L’ennui, c’est que, plus on va haut, plus la justice est lente. On en a peut-être pour des années. Il faudra maintenir la pression, notamment en exigeant, dès après les vacances – institution essentiellement contre-révolutionnaire –, une véritable «justice pour Nzoy».

Les condoléances indignes exprimées le soir même à l’attention de la famille de Ben par les autorités lausannoises manifestaient plus de faiblesse que de sincérité. Indice encourageant, dans cette lutte pour une police et une justice véritablement démocratiques!

Le philosophe politique

Le statut du policier est différent de tous les autres. Il est à la limite entre l’ordre et le désordre, entre l’autorisé et l’interdit. Derrière lui, il y a la civilisation, qui attend qu’il la protège. Devant lui, il y a la barbarie, qu’il a pour charge de contenir. Mais pour se faire comprendre des barbares – quand il s’agit, par exemple, d’interpeller un suspect –, il doit parler le barbare. Et le parler barbare ne vise ni le dialogue raisonnable, ni le consensus. Il est surtout fait de rapports de forces, de menaces et d’affrontements physiques. Nous attendons du policier qu’il parle aussi ce langage-là. Et en plus, nous exigeons qu’il le parle d’une façon civilisée.

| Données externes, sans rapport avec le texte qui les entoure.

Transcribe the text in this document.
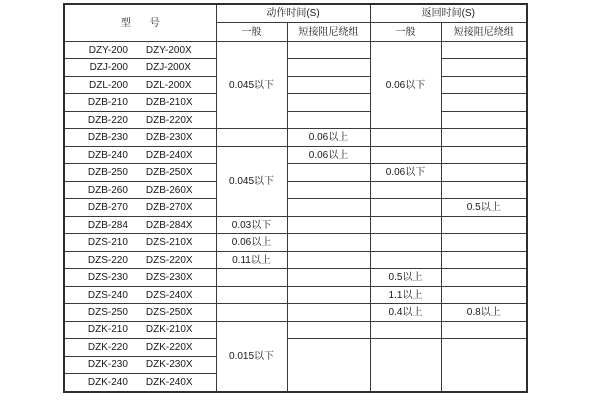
型 号	动作时间(S)		返回时间(S)	
	一般	短接阻尼绕组	一般	短接阻尼绕组

DZY-200 DZY-200X	0.045以下		0.06以下	

DZJ-200 DZJ-200X				

DZL-200 DZL-200X				

DZB-210 DZB-210X				

DZB-220 DZB-220X				

DZB-230 DZB-230X		0.06以上		

DZB-240 DZB-240X	0.045以下	0.06以上		

DZB-250 DZB-250X			0.06以下	

DZB-260 DZB-260X				

DZB-270 DZB-270X				0.5以上

DZB-284 DZB-284X	0.03以下			

DZS-210 DZS-210X	0.06以上			

DZS-220 DZS-220X	0.11以上			

DZS-230 DZS-230X			0.5以上	

DZS-240 DZS-240X			1.1以上	

DZS-250 DZS-250X			0.4以上	0.8以上

DZK-210 DZK-210X	0.015以下			

DZK-220 DZK-220X				

DZK-230 DZK-230X				

DZK-240 DZK-240X				
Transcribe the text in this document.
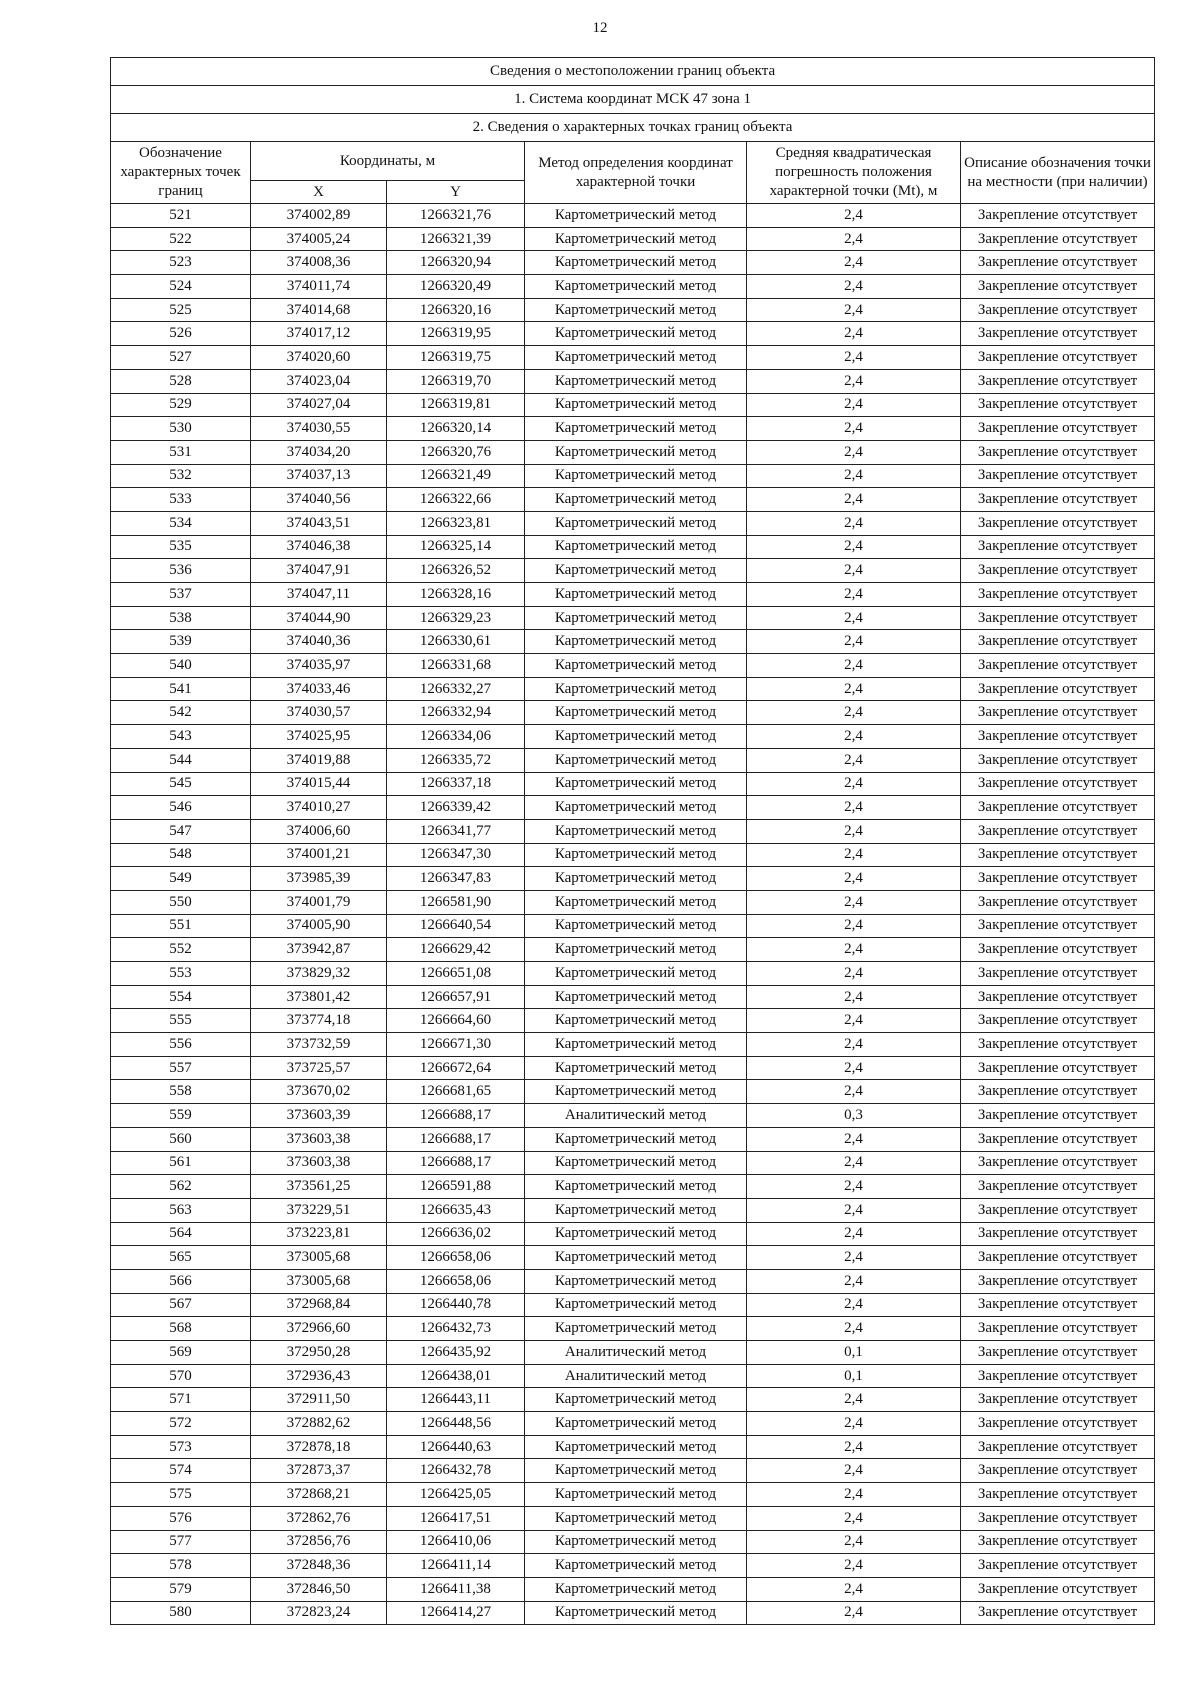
12
Сведения о местоположении границ объекта					
1. Система координат МСК 47 зона 1					
2. Сведения о характерных точках границ объекта					
Обозначение характерных точек границ	Координаты, м		Метод определения координат характерной точки	Средняя квадратическая погрешность положения характерной точки (Mt), м	Описание обозначения точки на местности (при наличии)
	X	Y			
521	374002,89	1266321,76	Картометрический метод	2,4	Закрепление отсутствует
522	374005,24	1266321,39	Картометрический метод	2,4	Закрепление отсутствует
523	374008,36	1266320,94	Картометрический метод	2,4	Закрепление отсутствует
524	374011,74	1266320,49	Картометрический метод	2,4	Закрепление отсутствует
525	374014,68	1266320,16	Картометрический метод	2,4	Закрепление отсутствует
526	374017,12	1266319,95	Картометрический метод	2,4	Закрепление отсутствует
527	374020,60	1266319,75	Картометрический метод	2,4	Закрепление отсутствует
528	374023,04	1266319,70	Картометрический метод	2,4	Закрепление отсутствует
529	374027,04	1266319,81	Картометрический метод	2,4	Закрепление отсутствует
530	374030,55	1266320,14	Картометрический метод	2,4	Закрепление отсутствует
531	374034,20	1266320,76	Картометрический метод	2,4	Закрепление отсутствует
532	374037,13	1266321,49	Картометрический метод	2,4	Закрепление отсутствует
533	374040,56	1266322,66	Картометрический метод	2,4	Закрепление отсутствует
534	374043,51	1266323,81	Картометрический метод	2,4	Закрепление отсутствует
535	374046,38	1266325,14	Картометрический метод	2,4	Закрепление отсутствует
536	374047,91	1266326,52	Картометрический метод	2,4	Закрепление отсутствует
537	374047,11	1266328,16	Картометрический метод	2,4	Закрепление отсутствует
538	374044,90	1266329,23	Картометрический метод	2,4	Закрепление отсутствует
539	374040,36	1266330,61	Картометрический метод	2,4	Закрепление отсутствует
540	374035,97	1266331,68	Картометрический метод	2,4	Закрепление отсутствует
541	374033,46	1266332,27	Картометрический метод	2,4	Закрепление отсутствует
542	374030,57	1266332,94	Картометрический метод	2,4	Закрепление отсутствует
543	374025,95	1266334,06	Картометрический метод	2,4	Закрепление отсутствует
544	374019,88	1266335,72	Картометрический метод	2,4	Закрепление отсутствует
545	374015,44	1266337,18	Картометрический метод	2,4	Закрепление отсутствует
546	374010,27	1266339,42	Картометрический метод	2,4	Закрепление отсутствует
547	374006,60	1266341,77	Картометрический метод	2,4	Закрепление отсутствует
548	374001,21	1266347,30	Картометрический метод	2,4	Закрепление отсутствует
549	373985,39	1266347,83	Картометрический метод	2,4	Закрепление отсутствует
550	374001,79	1266581,90	Картометрический метод	2,4	Закрепление отсутствует
551	374005,90	1266640,54	Картометрический метод	2,4	Закрепление отсутствует
552	373942,87	1266629,42	Картометрический метод	2,4	Закрепление отсутствует
553	373829,32	1266651,08	Картометрический метод	2,4	Закрепление отсутствует
554	373801,42	1266657,91	Картометрический метод	2,4	Закрепление отсутствует
555	373774,18	1266664,60	Картометрический метод	2,4	Закрепление отсутствует
556	373732,59	1266671,30	Картометрический метод	2,4	Закрепление отсутствует
557	373725,57	1266672,64	Картометрический метод	2,4	Закрепление отсутствует
558	373670,02	1266681,65	Картометрический метод	2,4	Закрепление отсутствует
559	373603,39	1266688,17	Аналитический метод	0,3	Закрепление отсутствует
560	373603,38	1266688,17	Картометрический метод	2,4	Закрепление отсутствует
561	373603,38	1266688,17	Картометрический метод	2,4	Закрепление отсутствует
562	373561,25	1266591,88	Картометрический метод	2,4	Закрепление отсутствует
563	373229,51	1266635,43	Картометрический метод	2,4	Закрепление отсутствует
564	373223,81	1266636,02	Картометрический метод	2,4	Закрепление отсутствует
565	373005,68	1266658,06	Картометрический метод	2,4	Закрепление отсутствует
566	373005,68	1266658,06	Картометрический метод	2,4	Закрепление отсутствует
567	372968,84	1266440,78	Картометрический метод	2,4	Закрепление отсутствует
568	372966,60	1266432,73	Картометрический метод	2,4	Закрепление отсутствует
569	372950,28	1266435,92	Аналитический метод	0,1	Закрепление отсутствует
570	372936,43	1266438,01	Аналитический метод	0,1	Закрепление отсутствует
571	372911,50	1266443,11	Картометрический метод	2,4	Закрепление отсутствует
572	372882,62	1266448,56	Картометрический метод	2,4	Закрепление отсутствует
573	372878,18	1266440,63	Картометрический метод	2,4	Закрепление отсутствует
574	372873,37	1266432,78	Картометрический метод	2,4	Закрепление отсутствует
575	372868,21	1266425,05	Картометрический метод	2,4	Закрепление отсутствует
576	372862,76	1266417,51	Картометрический метод	2,4	Закрепление отсутствует
577	372856,76	1266410,06	Картометрический метод	2,4	Закрепление отсутствует
578	372848,36	1266411,14	Картометрический метод	2,4	Закрепление отсутствует
579	372846,50	1266411,38	Картометрический метод	2,4	Закрепление отсутствует
580	372823,24	1266414,27	Картометрический метод	2,4	Закрепление отсутствует
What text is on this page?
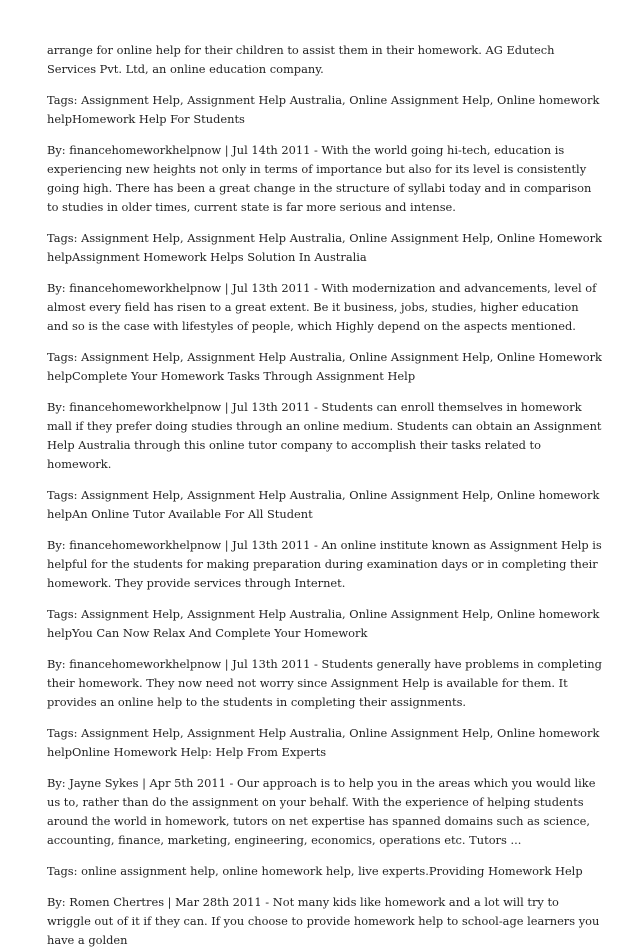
arrange for online help for their children to assist them in their homework. AG Edutech Services Pvt. Ltd, an online education company.

Tags: Assignment Help, Assignment Help Australia, Online Assignment Help, Online homework helpHomework Help For Students

By: financehomeworkhelpnow | Jul 14th 2011 - With the world going hi-tech, education is experiencing new heights not only in terms of importance but also for its level is consistently going high. There has been a great change in the structure of syllabi today and in comparison to studies in older times, current state is far more serious and intense.

Tags: Assignment Help, Assignment Help Australia, Online Assignment Help, Online Homework helpAssignment Homework Helps Solution In Australia

By: financehomeworkhelpnow | Jul 13th 2011 - With modernization and advancements, level of almost every field has risen to a great extent. Be it business, jobs, studies, higher education and so is the case with lifestyles of people, which Highly depend on the aspects mentioned.

Tags: Assignment Help, Assignment Help Australia, Online Assignment Help, Online Homework helpComplete Your Homework Tasks Through Assignment Help

By: financehomeworkhelpnow | Jul 13th 2011 - Students can enroll themselves in homework mall if they prefer doing studies through an online medium. Students can obtain an Assignment Help Australia through this online tutor company to accomplish their tasks related to homework.

Tags: Assignment Help, Assignment Help Australia, Online Assignment Help, Online homework helpAn Online Tutor Available For All Student

By: financehomeworkhelpnow | Jul 13th 2011 - An online institute known as Assignment Help is helpful for the students for making preparation during examination days or in completing their homework. They provide services through Internet.

Tags: Assignment Help, Assignment Help Australia, Online Assignment Help, Online homework helpYou Can Now Relax And Complete Your Homework

By: financehomeworkhelpnow | Jul 13th 2011 - Students generally have problems in completing their homework. They now need not worry since Assignment Help is available for them. It provides an online help to the students in completing their assignments.

Tags: Assignment Help, Assignment Help Australia, Online Assignment Help, Online homework helpOnline Homework Help: Help From Experts

By: Jayne Sykes | Apr 5th 2011 - Our approach is to help you in the areas which you would like us to, rather than do the assignment on your behalf. With the experience of helping students around the world in homework, tutors on net expertise has spanned domains such as science, accounting, finance, marketing, engineering, economics, operations etc. Tutors ...

Tags: online assignment help, online homework help, live experts.Providing Homework Help

By: Romen Chertres | Mar 28th 2011 - Not many kids like homework and a lot will try to wriggle out of it if they can. If you choose to provide homework help to school-age learners you have a golden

Le policier est donc appelé à incarner, en permanence et à la perfection, les quatre vertus que sont la prudence, qui discerne la fin juste et les moyens adéquats; la tempérance, qui est maîtrise des instincts; la justice, qui rend à chacun son dû; et la force, c’est-à-dire le courage et la résistance. C’est aussi, soit dit en passant, la résistance morale du policier face à ceux qui le haïssent par principe, et l’appellent toute honte bue en cas de besoin.

Sur cette trame vertueuse, le policier ordinaire brode son action aussi bien qu’il peut, sachant que le moindre soupçon d’écart peut le conduire au tribunal.

Ses chefs jouent ici un rôle primordial. S’il est juste qu’ils lui imposent une discipline intraitable à l’interne, il est juste aussi qu’ils lui offrent une protection de même niveau face à la presse, toujours en quêtes d’émotions faciles, et aux politiques qui, démocratie oblige, désirent plaire à tout le monde.

Le point de vue du citoyen lambda

Bon, il paraît que c’était un trafiquant de drogue récidiviste, sous le coup de quatre mandats d’arrêt au moment du drame. Il avait dissimulé des boulettes de cocaïne dans ses joues. Interpellé, il a refusé de se rendre aux policiers et s’est débattu au point qu’ils ont dû s’y mettre à plusieurs pour le maîtriser. Il est mort sans qu’on sache exactement pourquoi. On a parlé de «multi-causalité». Moi, je trouve que ces policiers ont fait leur boulot. Je suis d’accord avec le Tribunal qui les a blanchis entièrement, ne reprenant même pas la violation du devoir de prudence qui avait été retenue par le procureur.

Mais pourquoi a-t-il fallu attendre cinq ans pour ce jugement? C’est bien trop long. La justice pénale devrait être rapide, passer quand les faits sont encore bien présents dans les mémoires et que l’affaire n’a pas encore eu le temps de pourrir. Car elle a vraiment pourri, cette affaire, au-delà de toutes proportions! Et ce n’est pas fini. Cela doit nous servir de leçon.

Et à propos de traîner, qu’attend donc la Municipalité de Lausanne pour faire disparaître l’énorme graffiti «la police tue» qui se trouve à César-Roux, sur le mur extérieur de l’«Espace autogéré», c’est-à-dire de l’ancienne Dolce Vita?

Notes:

1   24 heures du 22 juin, «Revivez ce procès inédit minute par minute».